“I can’t really be this stupid,” I thought as I drove to the mall after work at 5 a.m. on Black Friday. I had just had breakfast with another stripper before I got there. At breakfast, I kept telling her that she was a moron for participating in that capitalist cluster-f*** nightmare. There is nothing appealing about the lines, the crowds and the acquisition of entirely useless junk. She had been so excited for Black Friday all week. She is intensely confrontational and shameless and the traits come through in the way she works (she has a nightly goal to earn $2,000 that is nearly always met), the way she dresses (if it doesn’t have sparkles, she’s not wearing it) and in the way she shops. She says she is not afraid to fight someone for a pair of shoes.

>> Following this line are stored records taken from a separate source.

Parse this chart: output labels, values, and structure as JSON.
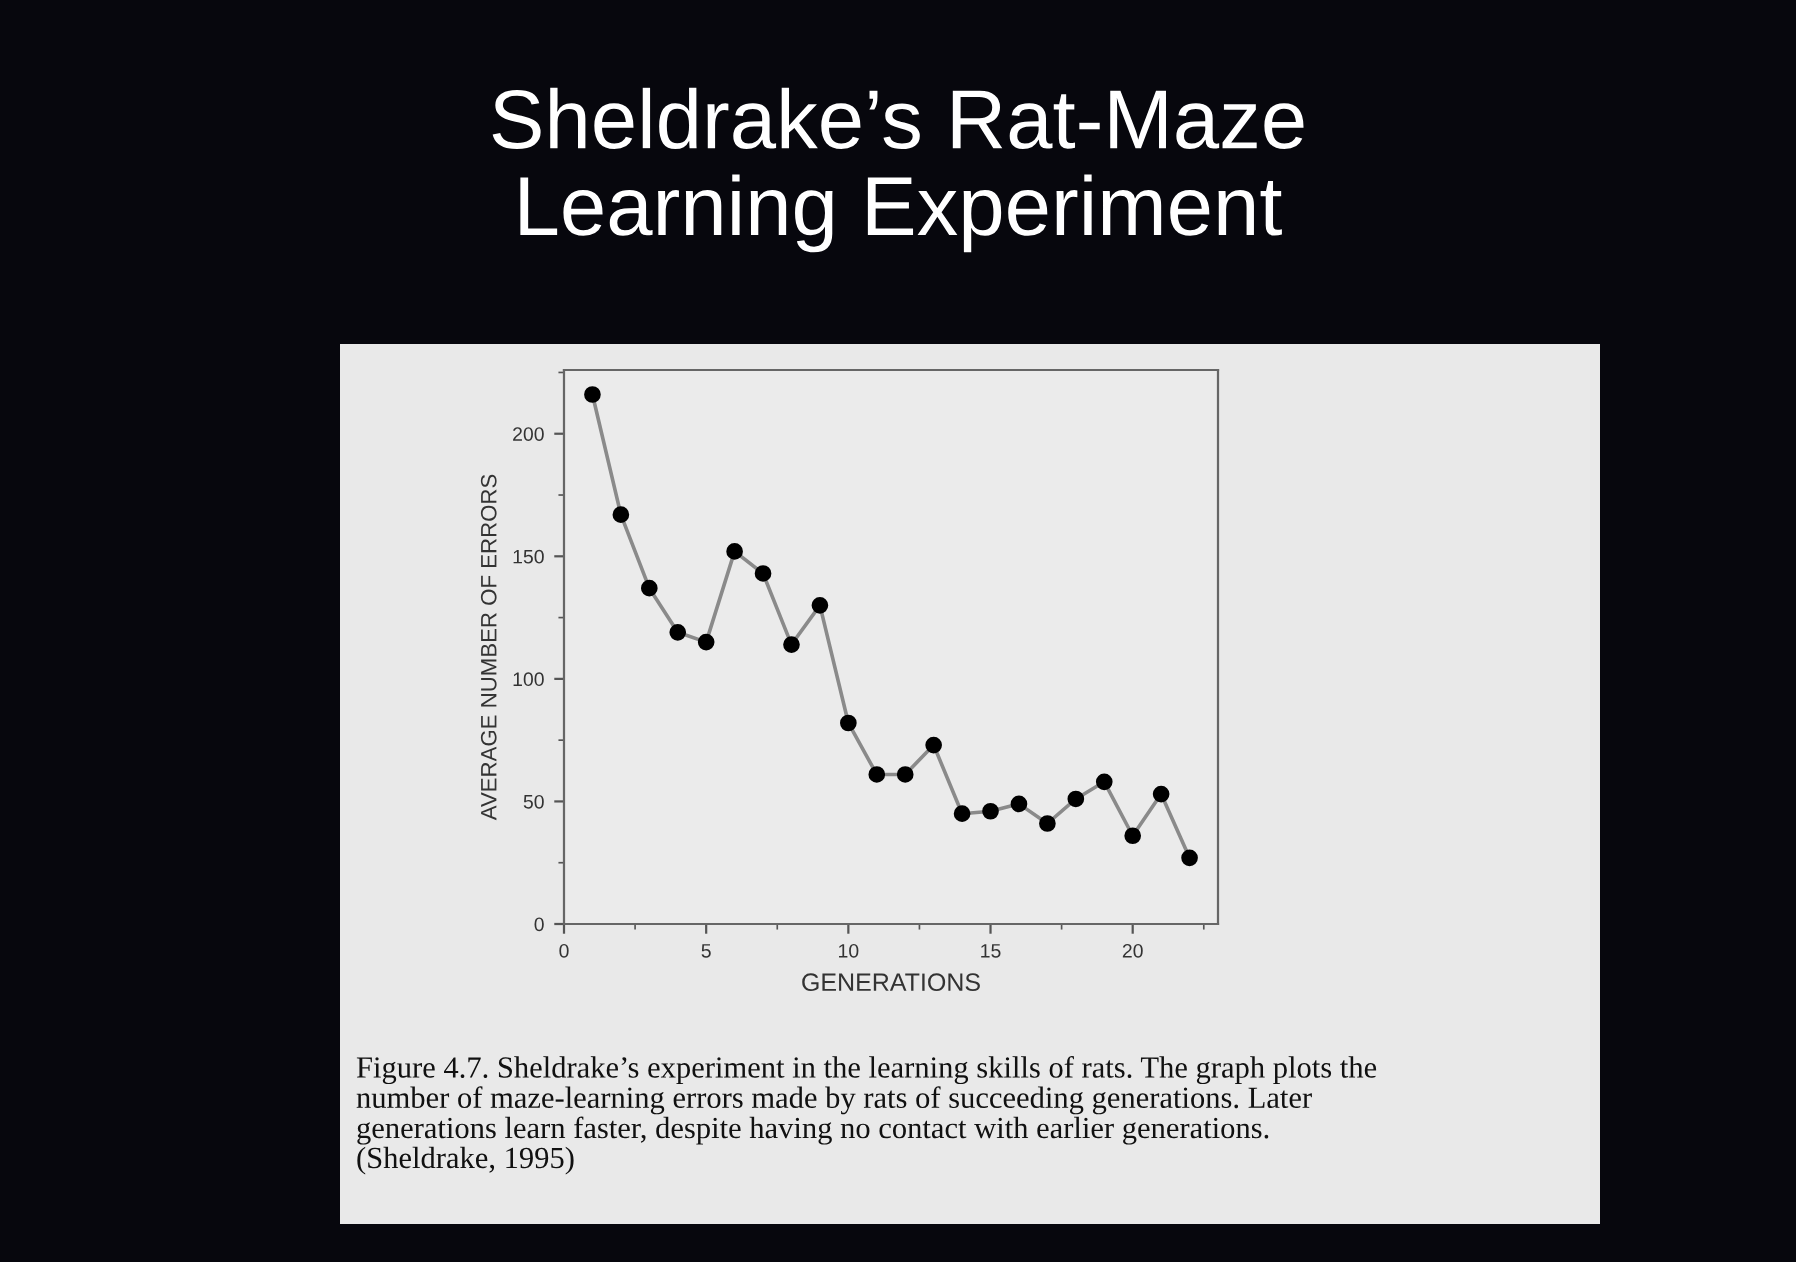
{
  "chart_data": {
    "type": "line",
    "title": "Sheldrake’s Rat-Maze\nLearning Experiment",
    "xlabel": "GENERATIONS",
    "ylabel": "AVERAGE NUMBER OF ERRORS",
    "x": [
      1,
      2,
      3,
      4,
      5,
      6,
      7,
      8,
      9,
      10,
      11,
      12,
      13,
      14,
      15,
      16,
      17,
      18,
      19,
      20,
      21,
      22
    ],
    "series": [
      {
        "color": "#8a8a8a",
        "values": [
          216,
          167,
          137,
          119,
          115,
          152,
          143,
          114,
          130,
          82,
          61,
          61,
          73,
          45,
          46,
          49,
          41,
          51,
          58,
          36,
          53,
          27
        ]
      }
    ],
    "xlim": [
      0,
      23
    ],
    "ylim": [
      0,
      226
    ],
    "xticks": [
      0,
      5,
      10,
      15,
      20
    ],
    "yticks": [
      0,
      50,
      100,
      150,
      200
    ],
    "marker": "circle",
    "line_style": "solid",
    "grid": false,
    "legend": false,
    "annotations": [
      "Figure 4.7. Sheldrake’s experiment in the learning skills of rats. The graph plots the\nnumber of maze-learning errors made by rats of succeeding generations. Later\ngenerations learn faster, despite having no contact with earlier generations.\n(Sheldrake, 1995)"
    ]
  }
}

She tells me the deals are too good to pass up. Back at the strip club the night before Black Friday, I had seen girls lying on their stomachs in the locker room, carefully combing through the sale advertisements like they were reading a good book. How can we spend our baby formula money in the most frivolous way? Shoes? Bling? Everyone had something in mind. Even the bouncer is buying a cathouse for his three cats. My breakfast partner tells me not to knock the moron party if I’ve never tried it. She may have been right. I had never seen the angry mob of Black Friday shoppers in person so I figured I’d take a look. I was awake anyway.
With no trace of light in the early morning sky, I drove into the parking lot of the Boulevard Mall. The mass hysteria drove already beginning. There was an almost complete disregard for a four-way stop. Madness, I tell you. I parked and got out of my car. I nearly got run over while crossing the street.
Inside, the department stores and few others were open. People were congregating in front of their favorite stores, waiting to be the first to dump their income on crap. My poison had been the lingerie store. I walked passed it while it was still closed. I looked through the metal bars and drooled over the jewel-colored satin corsets, the black lace and the thigh high stockings.
The iron curtain was lifted and I was the first one in. There was a discount of about 75 percent. I think I originally gave myself a budget of $25 for a few lacey panties but the idiot fever took hold of me and my arms are still sore from carrying everything through the mall and back to the car. I even bought my first pair of tacky clear plastic stripper shoes, complete with sparkles. Remind me to avoid the mall on Black Friday next year.